In 2007, ''The Story of the Kelly Gang'' was inscribed on the UNESCO Memory of the World Register for being the world's first full-length narrative feature film.〔The first feature-length ''documentary'' film was ''The Corbett-Fitzsimmons Fight'' in 1897〕
==Origins==
Australian bushranger Ned Kelly had been executed only twenty-six years before ''The Story of the Kelly Gang'' was made, and Ned's mother Ellen and younger brother Jim were still alive at the time of its release. The film was made during an era when plays about bushrangers were extremely popular, and there were, by one estimate, six contemporaneous theatre companies giving performances of the Kelly gang story.〔 Historian Ian Jones suggests bushranger stories still had an "indefinable appeal" for Australians in the early 20th century.〔Ian Jones (1995) ''Ned Kelly; A short life.'' Thomas C. Lothian, Melbourne. p.337. ISBN 0 85091 631 3〕
''The Story of the Kelly Gang'' was made by a consortium of two partnerships involved in theatre—entrepreneurs John Tait and Nevin Tait, and pioneering film exhibitors Millard Johnson and William Gibson. The Tait family owned the Melbourne Athenaeum Hall and part of their concert program often included short films. Melbourne film exhibitors Johnson and Gibson also had technical experience, including developing film stock. Credit for writing the film scenario is generally given to the Tait brothers - Frank, John and sometimes Charles.

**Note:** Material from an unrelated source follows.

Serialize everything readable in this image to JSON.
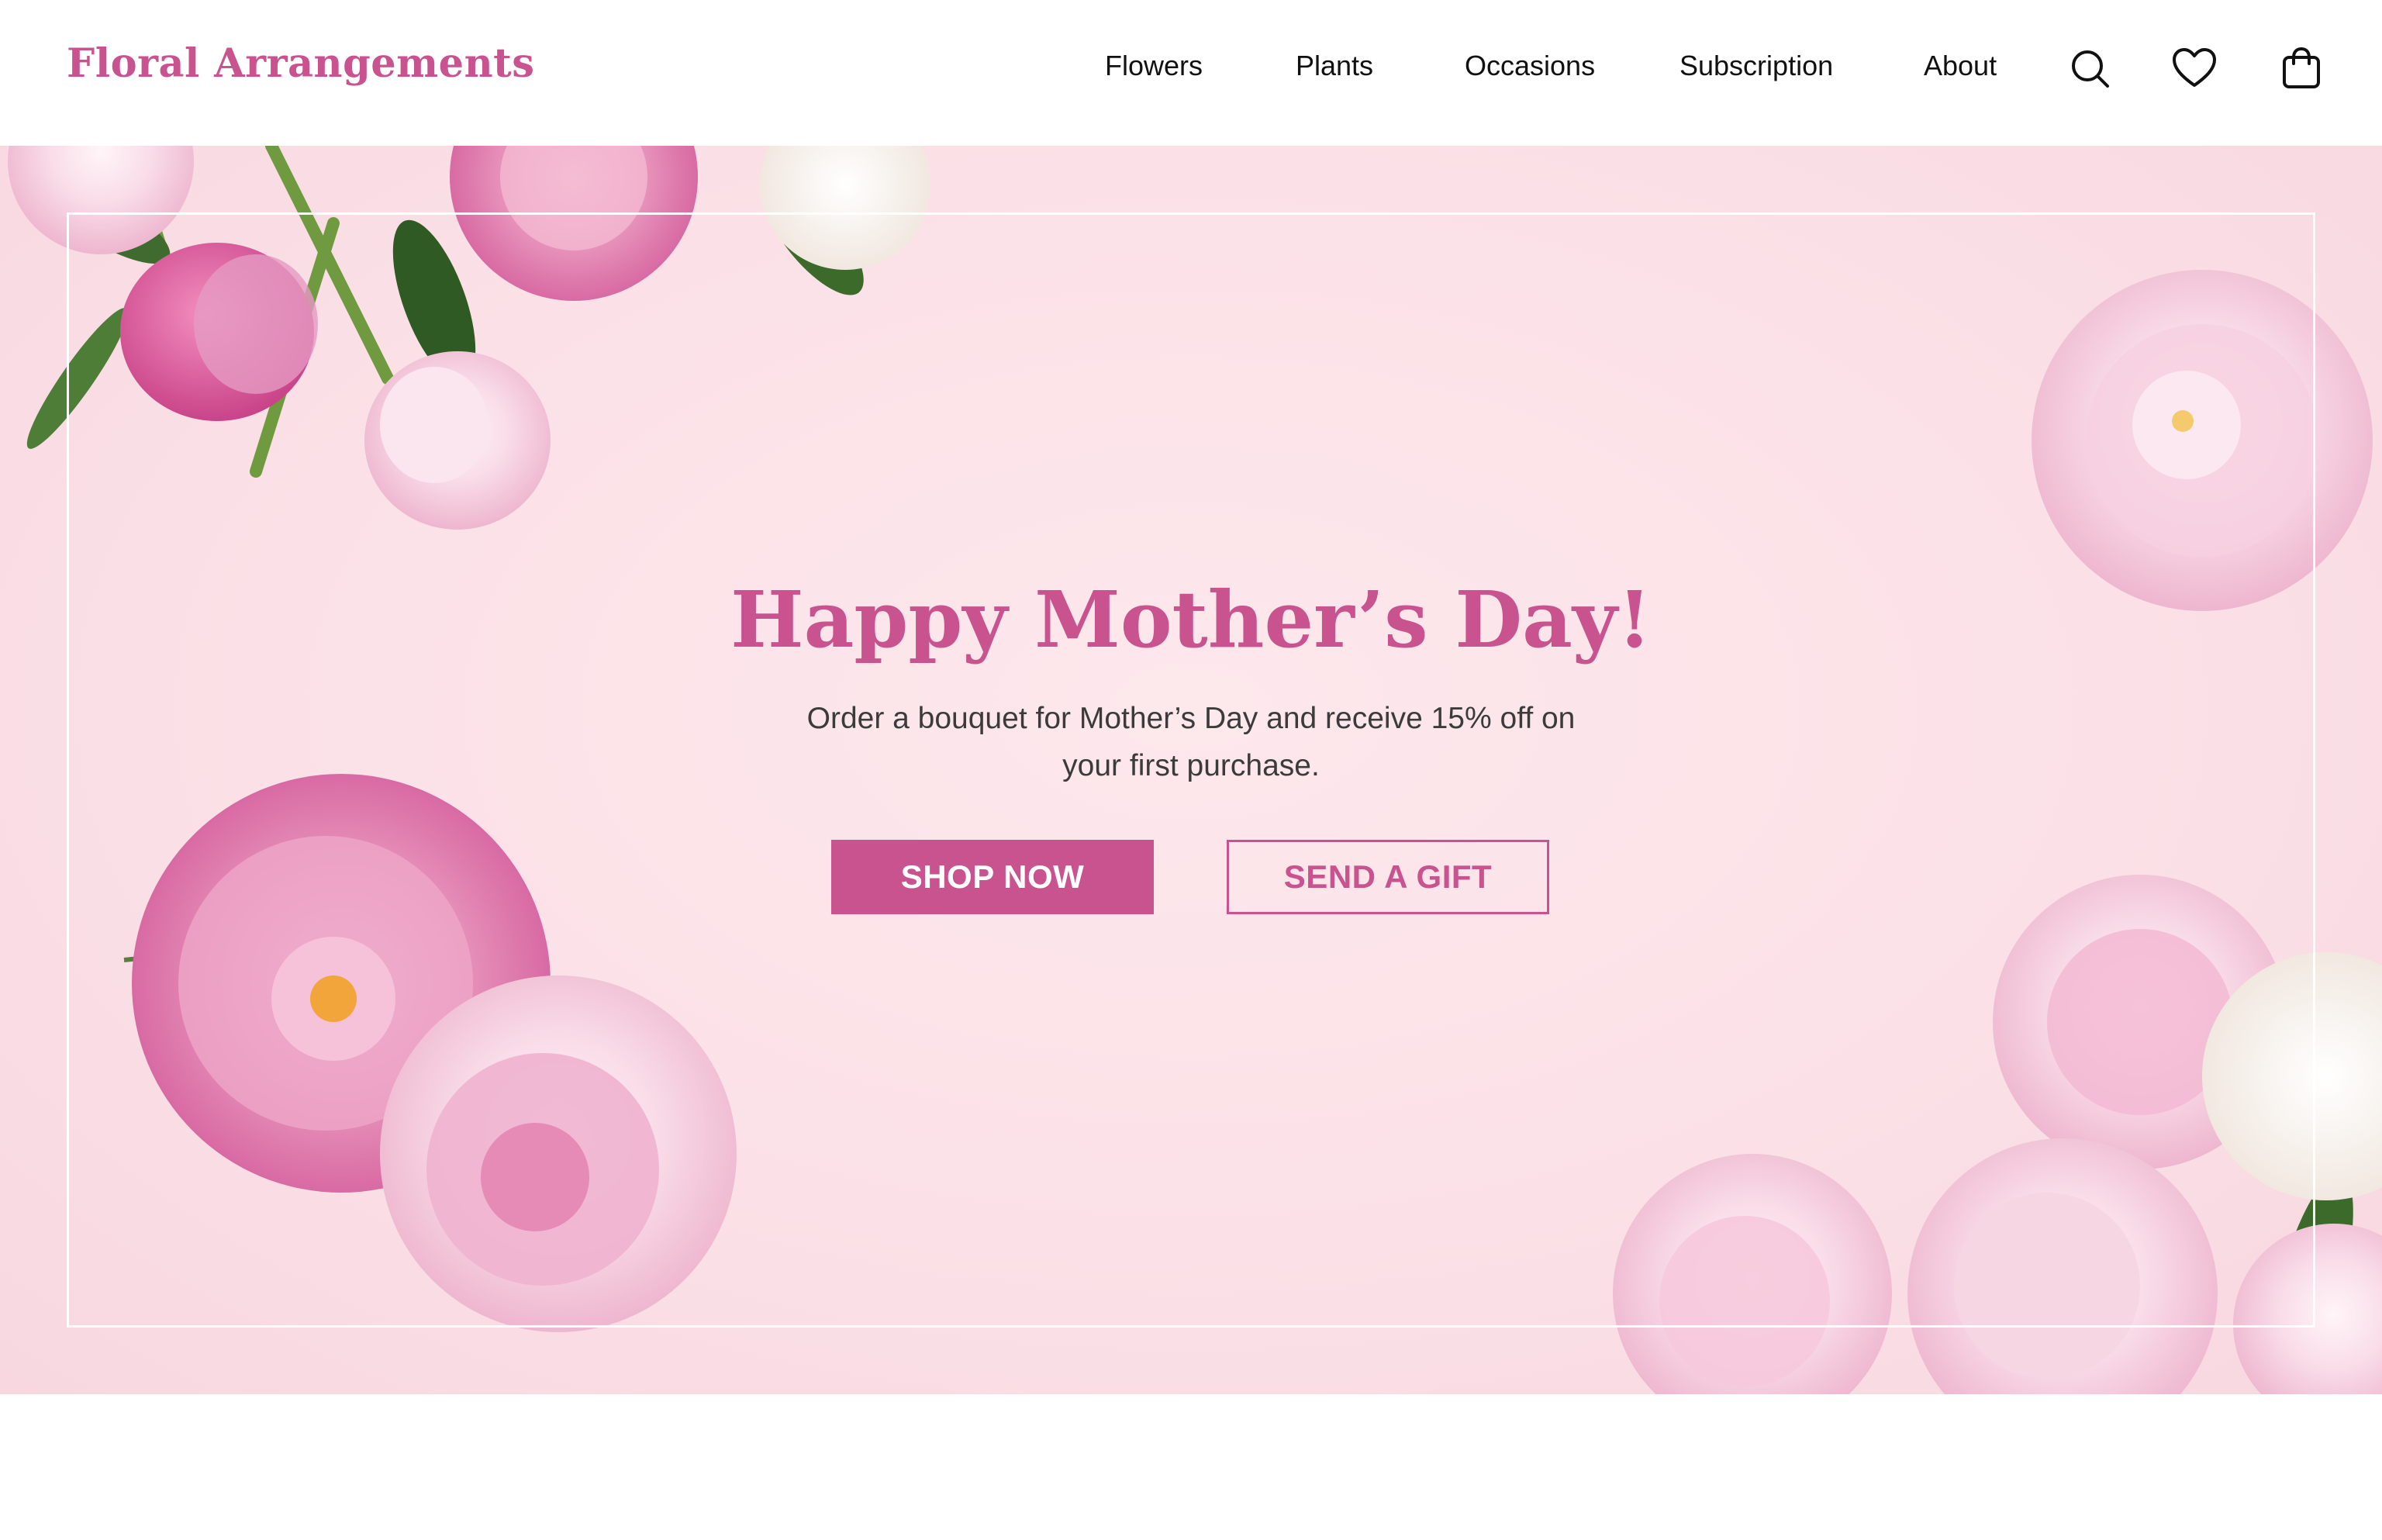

At a time when films were usually shorts of five to ten minutes duration, their inspiration for making a film of at least sixty minutes in length, and intended as a stand-alone feature, was undoubtedly based on the proven success of stage versions of the Kelly story.〔 Retrieved 13 August 2015〕
Film historians Andrew Pike and Ross Cooper have noted that at the time, the filmmakers were unaware of the historical importance of the film they were making, and only much later "poured forth their memories." Unfortunately, "with the passage of time and the desire to make a good story of it" they "created a maze of contradictory information."〔
For example, in later years, William Gibson claimed that while touring through New Zealand showing the bio-pic "Living London", he noticed the large audiences attracted to Charles McMahon's stage play ''The Kelly Gang.'' Film historian Eric Reade claimed the Taits themselves owned the stage rights to a Kelly play,〔Eric Reade (1979) ''History and Heartburn: The Saga of Australian Film.'' p.5. Harper & Row, Sydney. ISBN 0-06-312033X〕 while actors Sam Crewes and John Forde later also claimed to have thought of the idea of a making a film of the Kelly Gang's exploits, inspired by the success of stage plays.
There is evidence that at least one other bushranging film had been made before 1906. This was Joseph Perry's 1904 short ''Bushranging in North Queensland'', made by the Salvation Army's Limelight Department in Melbourne, one of the world's first film studios.